Il caso dell’ospedale “Buzzi”
di Eugenia Roccella
Ieri il Gip di Milano ha infatti archiviato il procedimento aperto contro il professor Nicolini, accogliendo la richiesta del pubblico ministero Marco Ghezzi. Nel comportamento del primario non è stato rilevato nessun illecito penale, nonostante non avesse ritenuto necessario far sapere al Comitato etico dell’ospedale quello che stava facendo.
D’altra parte non si sa nemmeno come abbia potuto informare correttamente le donne: quale consenso possono aver sottoscritto le sue pazienti, se per il Methotrexato non c’è nessun protocollo autorizzato da un ente di controllo? Il farmaco infatti è stato usato “off label” cioè fuori dalle indicazioni prescritte; ma soprattutto, non esiste nessun Paese al mondo che abbia ufficialmente registrato il Methotrexato a scopi abortivi, anche perché il suo uso in questo senso è fermamente sconsigliato dall’Organizzazione mondiale della Sanità. Perché, allora adottarlo?

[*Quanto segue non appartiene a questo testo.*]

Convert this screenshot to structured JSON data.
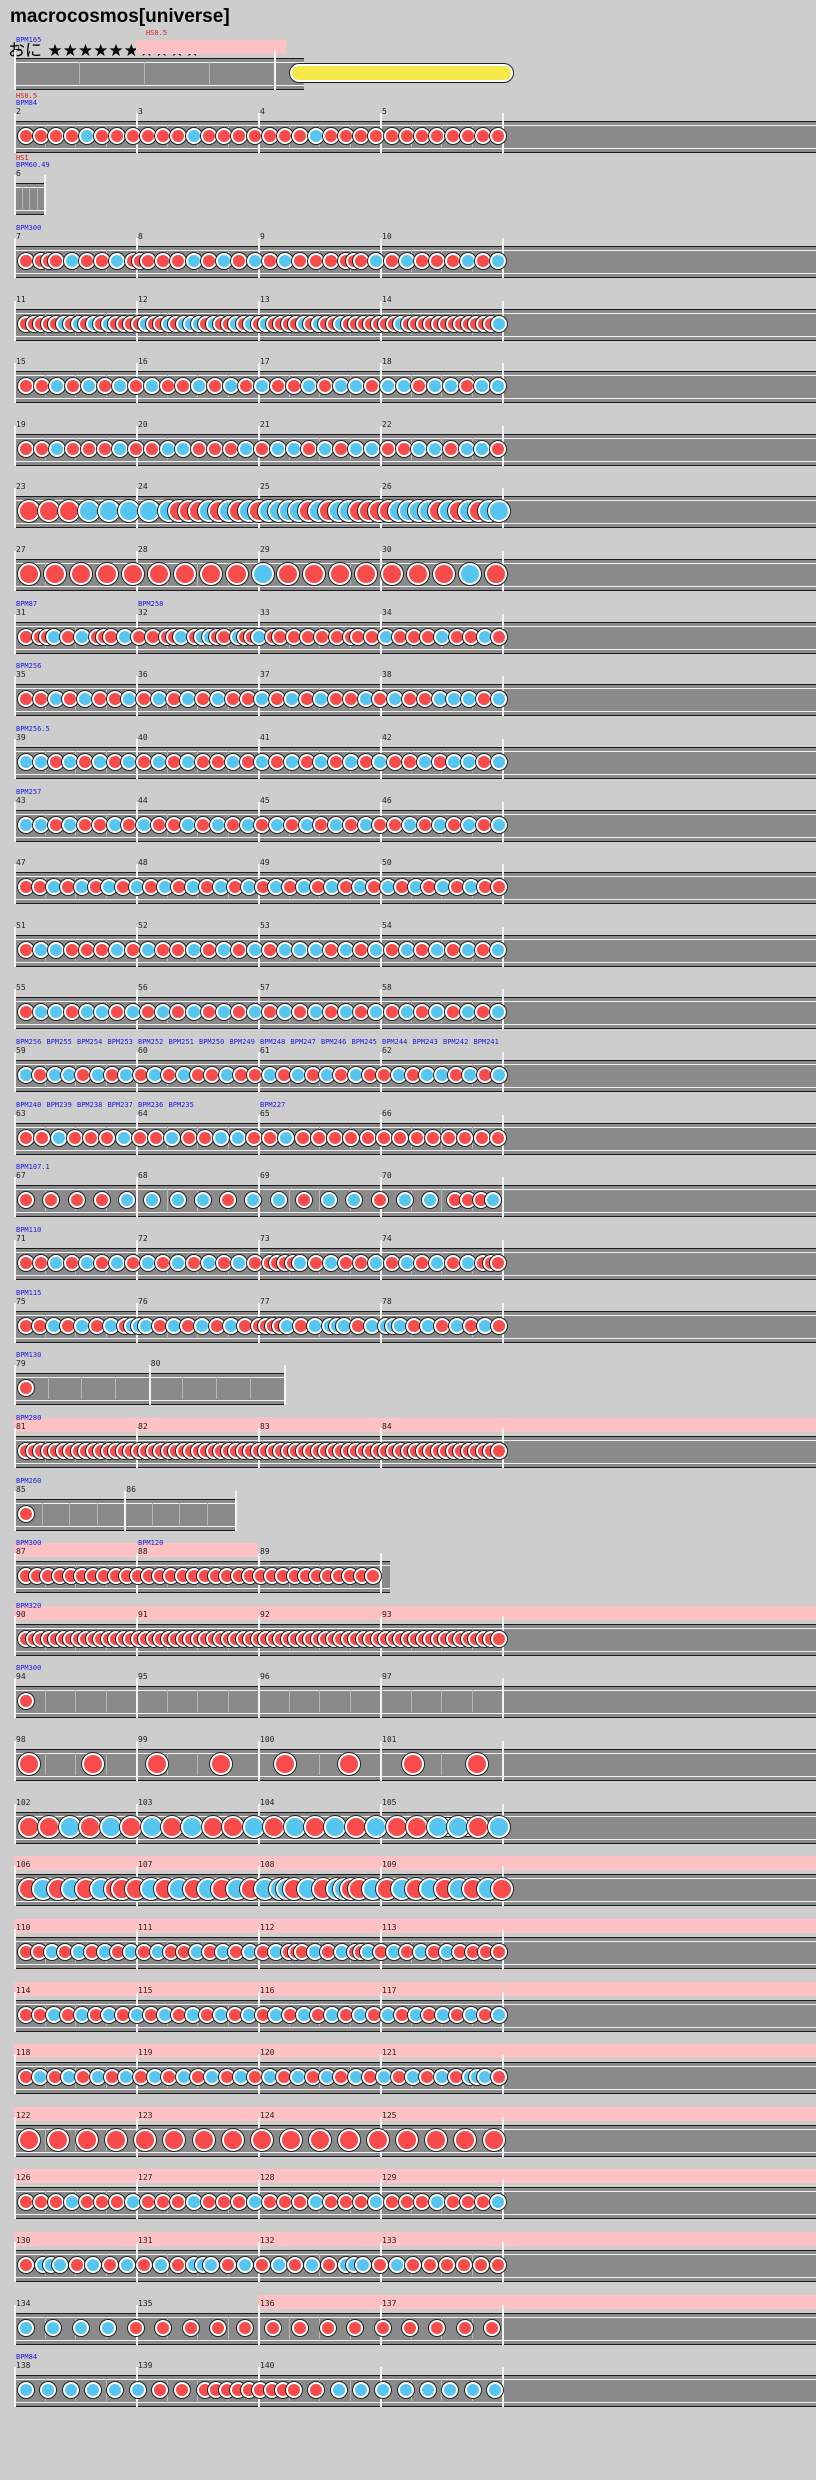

La volontà, tutta politica e ideologica, di introdurre in Italia l’aborto chimico sembra aver fatto impazzire il nostro sistema sanitario. Poiché la ditta che distribuisce il più diffuso dei farmaci abortivi, la pillola Ru486, non intende sottoporre il suo prodotto al vaglio dell’Aifa, l’ente di controllo farmacologico italiano, in alcune regioni si è scatenata un’incredibile corsa al fai-da-te. I farmaci necessari vengono importati direttamente dagli ospedali, e usati fuori dalle indicazioni previste, senza la garanzia dell’Aifa. Se il Mifegyne (nome commerciale della vera e propria pillola Ru486) viene fatto arrivare dalla Francia, il Cytotec si può acquistare anche in Italia, dove è registrato come antiulcera.
Tutto questo avviene con la benedizione di alcune giunte regionali, come quella della Toscana, che sembra aver preso a cuore la diffusione della pillola abortiva più degli stessi che la producono. In questo clima di allegro lassismo è chiaro che a un medico possa venire in mente di provare anche altre sostanze; visto che nessuno di questi farmaci è autorizzato, perché non usarne uno che è facilmente disponibile in Italia e non richiede nemmeno la fatica di importarlo dall’estero?
Eppure il Consiglio Superiore della Sanità, nel 2004 si era espresso con estrema chiarezza: il metodo chimico, che non permette di prevedere il momento effettivo dell’espulsione dell’embrione, è compatibile con la 194 solo se la paziente rimane all’interno delle strutture pubbliche “fino al completamento dell’aborto e delle cure del caso”.
Questo parere non sembra essere tenuto in nessun conto: sia negli ospedali toscani dove si pratica l’interruzione di gravidanza con la Ru486, sia nel caso del Buzzi, l’aborto vero e proprio, in gran parte dei casi, è avvenuto fuori dall’ospedale. Stupisce anche l’affermazione del pm, secondo cui il Methotrexato costituirebbe “una tecnica più moderna e rispettosa dell’integrità fisica e psichica della donna”: è evidente che il pubblico ministero e i suoi consulenti ritengono la valutazione dell’Organizzazione mondiale della Sanità del tutto irrilevante.
La legge italiana sull’aborto è stata concepita per offrire il massimo di garanzie sanitarie alle donne. Ma se oggi dobbiamo affidarci ai furori ideologici di qualche assessore e alla fantasia di qualche medico, quella legge è già diventata lettera morta.